BILL ANALYSIS

C.S.H.B. 1504

By: McClendon

Public Health

Committee Report (Substituted)

BACKGROUND AND PURPOSE

The distribution channel of pharmaceutical products in Texas has several sources of wholesale supply, one of which is through licensed secondary wholesale distributors.  As a result of S.B. 943, 80th Legislature, Regular Session, 2007, secondary wholesale distribution and drug pedigree documentation in Texas came under increased oversight by the Department of State Health Services (DSHS) through more stringent wholesaler licensing and drug pedigree documentation as stated under Chapter 431, Health and Safety Code.  One of the intended purposes of S.B. 943 was to conform state law to proposed Food and Drug Administration requirements that were then not yet implemented.

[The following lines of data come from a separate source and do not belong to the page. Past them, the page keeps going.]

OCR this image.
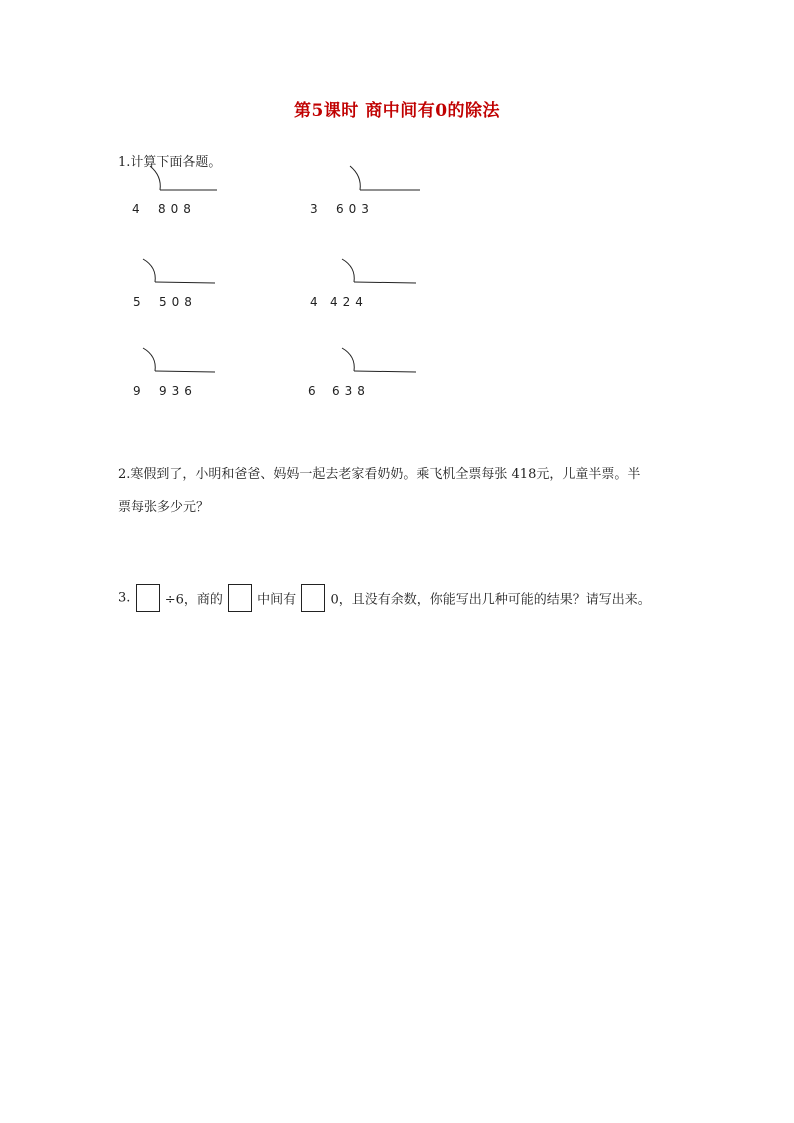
第5课时 商中间有0的除法
1.计算下面各题。
4 808	3 603
5 508	4 424
9 936	6 638
2.寒假到了，小明和爸爸、妈妈一起去老家看奶奶。乘飞机全票每张 418元，儿童半票。半
票每张多少元？
3.	÷6，商的	中间有	0，且没有余数，你能写出几种可能的结果？请写出来。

The changes in the drug pedigree documentation required by S.B. 943 created unintended consequences for the market of professionals and patients being served by these licensed secondary wholesale distributors of pharmaceutical products, such as the increase in pharmaceutical costs for Medicaid and Medicare patients because of increased costs to the medical clinics or offices where they were treated.  The non-pharmacy secondary wholesale distributors primarily serve communities where small medical clinics, including outpatient clinics and veterinary clinics, and physicians' offices need pharmaceutical supplies.  In some instances, they serve the pharmaceutical needs of state mental health and mental retardation facilities.  Small distributors are the main suppliers of prescription products to physicians' offices, nursing homes, clinics, and hospitals in major cities and rural communities in Texas, but purchase and delivery of pharmaceuticals to these locations through larger wholesale distribution outlets is either not available or is more costly and slower in delivery.

S.B. 943 also exempted larger wholesale distributors from the requirement of providing pedigreed prescription products because these distributors remained in the normal distribution channel.  This increased the pharmaceutical costs for clinics, physicians, and patients not being served by the large annual access fees charged by the larger, primary national wholesale pharmaceutical distributors to the secondary distributors.

This bill seeks to enable licensed small wholesale distributors who contract with larger wholesalers for supply or pharmaceutical products to contract for such products within the normal distribution channel and resell the products in their original form to the health care providers they customarily serve by placing secondary wholesale distributors in the ordinary or normal channel of distribution.  The bill maintains DSHS licensure and oversight of non-pharmacy secondary wholesale distributors.

C.S.H.B. 1504 revises the definition of "normal distribution channel." The bill exempts a state agency or political subdivision of the state from certain requirements if the agency or political subdivision distributes prescription drugs under certain circumstances.

RULEMAKING AUTHORITY

It is the committee's opinion that rulemaking authority is expressly granted to the executive commissioner of the Health and Human Services Commission in SECTION 3 of this bill.

ANALYSIS

C.S.H.B. 1504 amends the Health and Safety Code to revise the definition for "normal distribution channel" to include a chain of custody for a prescription drug, either directly or by drop shipment, from the manufacturer of a prescription drug, the manufacturer to the manufacturer's co-licensed product partner, the manufacturer to the manufacturer's third-party logistics provider, or the manufacturer to the manufacturer's exclusive distributor, to an authorized distributor of record to a wholesale distributor licensed under the Texas Food, Drug, and Cosmetic Act to another designated person authorized by law to dispense or administer the drug to a patient.

C.S.H.B. 1504 exempts a state agency or political subdivision of the state that distributes prescription drugs using federal or state funding to nonprofit health care facilities or local mental health or mental retardation authorities for distribution to a pharmacy, practitioner, or patient from certain provisions relating to wholesale distributor license requirements, criminal history record information, bond requirements, and pedigree requirements for prescription drugs provided.

C.S.H.B. 1504 requires the executive commissioner of the Health and Human Services Commission to adopt, modify, or repeal rules as necessary to implement the bill's provisions as soon as practicable after the effective date of the bill.

EFFECTIVE DATE

On passage, or, if the act does not receive the necessary vote, the act takes effect September 1, 2009.

COMPARISON OF ORIGINAL AND SUBSTITUTE

C.S.H.B. 1504 differs from the original by omitting from the revised definition of "normal distribution channel" the chain of custody for a prescription drug from an authorized distributor of record to a licensed wholesale distributor to a pharmacy to a patient and from an authorized distributor of record to one other licensed wholesale distributor to a licensed practitioner for office use.

C.S.H.B. 1504 adds a provision not included in the original exempting from certain requirements relating to wholesale distributors a state agency or political subdivision of the state that distributes prescription drugs using federal or state funding to nonprofit health care facilities or local mental health or mental retardation authorities.